Opinión

O fim do caciquismo

Dados os câmbios recentes na política ourensana, muitos meios de comunicação celebram o fim dos últimos restos de caciquismo na Galiza. Não me quero associar a esta celebração, de facto, se tal extinção ocorresse, o que para mim é um anúncio prematuro, considerá-la-ia mais um passo na desgaleguização do nosso sistema político e uma das muitas perdas que a nossa cultura sofreu nas últimas décadas. Em alguns escritos, aliás, considerei-o como a forma nacional de fazer política, ou pelo menos a que tradicionalmente melhor se adaptou à nossa formação social. Quem ler isto, provavelmente ficará espantado porque provavelmente nunca leu uma defesa de tal sistema nos meios de comunicação social, num livro ou num meio de comunicação sério e, imbuído dos preconceitos que de fora da Galiza, especialmente da capital do reino, ou dos sectores "iluminados" e "racionalistas" da nossa intelectualidade procuraram propagar contra tal forma de fazer política. Os caciques não têm institutos, universidades ou meios de comunicação para defender o seu modelo, enquanto os seus rivais tecno-burocráticos si o têm, e a batalha pela opinião está decidida de antemão. São semelhantes a outros discursos que denegriram a cultura galega, só que neste caso têm cumplicidades até nos sectores nacionalistas mais conscientes da cultura galega, sem perceberem, na minha opinião, que podem fazer parte da mesma estratégia, a de privar os galegos das suas formas de resistência política e subordiná-la também politicamente aos ditames dos aparelhos políticos dos partidos e governos centralistas, que vêem como uma anomalia uma forma de fazer política que não compreendem e, sobretudo, não conseguem controlar. Os académicos do clientelismo, que é a forma elegante de se referir ao caciquismo, argumentam que este não é necessariamente típico de sociedades atrasadas, mas sim de sociedades desconfiadas, ou seja, sociedades incapazes de uma ação coletiva consciente, quer devido ao desconforto com o sistema político, quer devido à dispersão geográfica ou à falta de uma cultura de participação.

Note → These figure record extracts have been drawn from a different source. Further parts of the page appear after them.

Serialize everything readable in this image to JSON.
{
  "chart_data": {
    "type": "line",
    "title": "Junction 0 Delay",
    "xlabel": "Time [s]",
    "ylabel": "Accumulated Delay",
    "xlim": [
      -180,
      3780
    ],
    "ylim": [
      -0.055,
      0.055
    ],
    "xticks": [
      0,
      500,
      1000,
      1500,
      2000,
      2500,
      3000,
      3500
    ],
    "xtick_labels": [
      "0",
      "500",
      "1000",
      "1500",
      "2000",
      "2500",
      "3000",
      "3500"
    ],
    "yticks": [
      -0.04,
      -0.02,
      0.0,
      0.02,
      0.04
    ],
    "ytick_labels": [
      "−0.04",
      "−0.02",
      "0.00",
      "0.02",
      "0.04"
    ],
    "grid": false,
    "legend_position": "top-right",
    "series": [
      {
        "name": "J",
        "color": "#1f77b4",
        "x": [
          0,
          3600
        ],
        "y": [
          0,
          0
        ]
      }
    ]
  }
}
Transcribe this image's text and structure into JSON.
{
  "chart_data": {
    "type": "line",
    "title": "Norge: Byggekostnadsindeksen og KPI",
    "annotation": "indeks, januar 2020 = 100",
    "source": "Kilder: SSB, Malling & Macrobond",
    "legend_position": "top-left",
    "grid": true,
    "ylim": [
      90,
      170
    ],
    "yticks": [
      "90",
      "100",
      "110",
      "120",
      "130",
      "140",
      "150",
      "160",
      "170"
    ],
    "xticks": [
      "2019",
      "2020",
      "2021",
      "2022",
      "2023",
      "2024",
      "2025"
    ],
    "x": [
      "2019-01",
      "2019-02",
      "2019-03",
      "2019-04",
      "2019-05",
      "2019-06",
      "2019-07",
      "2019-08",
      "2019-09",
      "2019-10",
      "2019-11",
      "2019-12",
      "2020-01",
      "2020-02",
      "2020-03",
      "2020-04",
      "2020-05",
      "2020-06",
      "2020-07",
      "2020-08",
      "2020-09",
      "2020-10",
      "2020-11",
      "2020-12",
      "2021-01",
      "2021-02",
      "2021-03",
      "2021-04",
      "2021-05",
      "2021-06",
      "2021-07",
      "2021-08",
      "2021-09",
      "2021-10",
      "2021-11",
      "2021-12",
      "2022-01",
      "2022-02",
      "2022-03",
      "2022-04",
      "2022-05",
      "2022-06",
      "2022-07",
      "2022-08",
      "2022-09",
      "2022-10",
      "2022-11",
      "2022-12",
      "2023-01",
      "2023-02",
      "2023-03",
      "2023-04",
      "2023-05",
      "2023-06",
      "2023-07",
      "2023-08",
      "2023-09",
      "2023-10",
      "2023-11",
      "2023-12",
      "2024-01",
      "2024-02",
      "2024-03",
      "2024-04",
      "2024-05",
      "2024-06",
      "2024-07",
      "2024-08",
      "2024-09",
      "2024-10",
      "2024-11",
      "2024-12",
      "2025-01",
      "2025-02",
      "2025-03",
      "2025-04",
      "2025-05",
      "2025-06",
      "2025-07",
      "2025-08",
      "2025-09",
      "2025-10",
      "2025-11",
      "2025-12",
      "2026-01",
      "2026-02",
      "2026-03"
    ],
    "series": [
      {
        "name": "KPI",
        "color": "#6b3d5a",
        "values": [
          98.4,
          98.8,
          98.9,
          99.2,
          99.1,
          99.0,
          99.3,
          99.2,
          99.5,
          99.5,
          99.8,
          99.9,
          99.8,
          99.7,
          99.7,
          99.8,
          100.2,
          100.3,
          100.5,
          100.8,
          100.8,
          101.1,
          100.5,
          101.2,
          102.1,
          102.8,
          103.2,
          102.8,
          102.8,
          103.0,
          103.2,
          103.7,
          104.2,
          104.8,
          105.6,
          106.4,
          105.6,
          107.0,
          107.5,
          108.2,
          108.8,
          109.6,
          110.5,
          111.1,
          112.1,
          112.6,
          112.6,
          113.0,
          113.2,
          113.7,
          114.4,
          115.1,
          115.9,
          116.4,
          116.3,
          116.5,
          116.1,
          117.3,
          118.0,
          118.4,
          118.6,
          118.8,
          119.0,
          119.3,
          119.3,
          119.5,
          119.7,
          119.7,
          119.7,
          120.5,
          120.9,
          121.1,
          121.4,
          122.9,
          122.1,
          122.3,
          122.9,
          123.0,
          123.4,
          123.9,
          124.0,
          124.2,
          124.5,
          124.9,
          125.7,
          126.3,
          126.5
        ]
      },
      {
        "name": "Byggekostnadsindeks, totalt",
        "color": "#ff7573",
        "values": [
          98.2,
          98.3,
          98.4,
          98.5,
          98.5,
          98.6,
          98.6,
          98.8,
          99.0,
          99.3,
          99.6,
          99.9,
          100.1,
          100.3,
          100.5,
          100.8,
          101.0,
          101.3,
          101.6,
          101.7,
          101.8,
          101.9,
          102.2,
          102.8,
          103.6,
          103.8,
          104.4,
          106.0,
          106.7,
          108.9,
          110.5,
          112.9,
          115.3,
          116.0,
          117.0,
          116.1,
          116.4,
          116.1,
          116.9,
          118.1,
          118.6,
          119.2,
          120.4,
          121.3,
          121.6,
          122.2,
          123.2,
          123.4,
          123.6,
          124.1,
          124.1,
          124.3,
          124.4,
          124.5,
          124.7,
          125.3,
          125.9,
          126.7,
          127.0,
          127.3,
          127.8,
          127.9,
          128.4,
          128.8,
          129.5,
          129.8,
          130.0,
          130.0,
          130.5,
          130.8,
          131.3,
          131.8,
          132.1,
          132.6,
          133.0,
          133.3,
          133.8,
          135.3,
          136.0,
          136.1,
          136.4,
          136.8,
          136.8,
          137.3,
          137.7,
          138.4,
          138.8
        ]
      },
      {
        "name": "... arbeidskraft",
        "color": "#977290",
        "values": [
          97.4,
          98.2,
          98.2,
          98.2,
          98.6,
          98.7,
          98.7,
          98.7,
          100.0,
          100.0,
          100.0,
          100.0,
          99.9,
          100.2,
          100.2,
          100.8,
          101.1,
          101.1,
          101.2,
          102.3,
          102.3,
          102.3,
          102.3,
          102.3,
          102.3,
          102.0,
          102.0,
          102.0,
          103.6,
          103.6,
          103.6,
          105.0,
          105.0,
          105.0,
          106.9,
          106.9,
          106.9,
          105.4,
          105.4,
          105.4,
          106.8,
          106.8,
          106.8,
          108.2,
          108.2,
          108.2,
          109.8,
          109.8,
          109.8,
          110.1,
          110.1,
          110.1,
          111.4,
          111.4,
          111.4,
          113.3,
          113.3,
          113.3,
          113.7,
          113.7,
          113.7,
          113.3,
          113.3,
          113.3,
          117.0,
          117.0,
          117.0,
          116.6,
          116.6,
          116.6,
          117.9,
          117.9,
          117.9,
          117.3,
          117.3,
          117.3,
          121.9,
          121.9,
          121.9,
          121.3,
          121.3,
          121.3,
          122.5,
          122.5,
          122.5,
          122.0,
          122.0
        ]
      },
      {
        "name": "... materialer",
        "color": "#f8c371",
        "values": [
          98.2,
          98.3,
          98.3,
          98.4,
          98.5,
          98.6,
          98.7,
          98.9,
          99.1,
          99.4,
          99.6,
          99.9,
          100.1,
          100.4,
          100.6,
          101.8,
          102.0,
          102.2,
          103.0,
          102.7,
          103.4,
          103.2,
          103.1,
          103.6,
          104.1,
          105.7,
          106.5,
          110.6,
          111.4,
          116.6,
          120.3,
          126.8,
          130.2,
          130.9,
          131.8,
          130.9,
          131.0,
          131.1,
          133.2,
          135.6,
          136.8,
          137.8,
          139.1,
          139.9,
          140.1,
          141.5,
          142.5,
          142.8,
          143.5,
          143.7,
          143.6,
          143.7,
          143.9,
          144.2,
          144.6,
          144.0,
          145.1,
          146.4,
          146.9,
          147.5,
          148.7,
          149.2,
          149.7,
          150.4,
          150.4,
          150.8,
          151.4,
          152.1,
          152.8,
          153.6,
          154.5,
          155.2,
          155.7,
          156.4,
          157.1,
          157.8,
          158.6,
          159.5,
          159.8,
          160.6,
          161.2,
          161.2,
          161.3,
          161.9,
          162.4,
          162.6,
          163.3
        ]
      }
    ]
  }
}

De facto, este fenómeno verifica-se em povos longe de serem atrasados, como o Japão, onde se podem encontrar padrões políticos semelhantes aos nossos, especialmente nas zonas rurais. Implica também uma espécie de contrato em que o voto é dado em troca de uma contrapartida concreta, e não em nome de uma promessa vaga ou de um princípio abstrato. Acontece como no chamado carrejo, visto entre nós como retrógrado, mas que, quando os estrategas da campanha de Obama começaram a usar, recuperou subitamente prestígio e é agora ensinado nos cursos avançados de marketing político, embora com o nome de canvassing. Defender o caciquismo como forma galega não significa negar os seus problemas e disfunções, que tem, e são muitos. São frequentes os abusos de poder neste modelo, bem como as práticas de corrupção e todo o tipo de favoritismos na administração de bens e serviços públicos. A questão é que estes fenómenos também se verificam na política "racional" e técnica das chamadas democracias avançadas. Basta ver os problemas judiciais dos presidentes da moderníssima e republicana França para constatar que esta não é propriamente um paraíso de transparência e de boa governação. A diferença é que, neste último caso, ninguém pede a abolição total do sistema, sendo os fracassos atribuídos a disfunções específicas, ao passo que no clientelismo é o próprio sistema que não tem reparação. É talvez neste âmbito, pouco discutido além do tópico, que nós, galegos temos mais complexos e auto ódio, que, como bem sabemos, não se expressa só na língua ou na cultura mas em muitos outros aspectos da sociedade galega.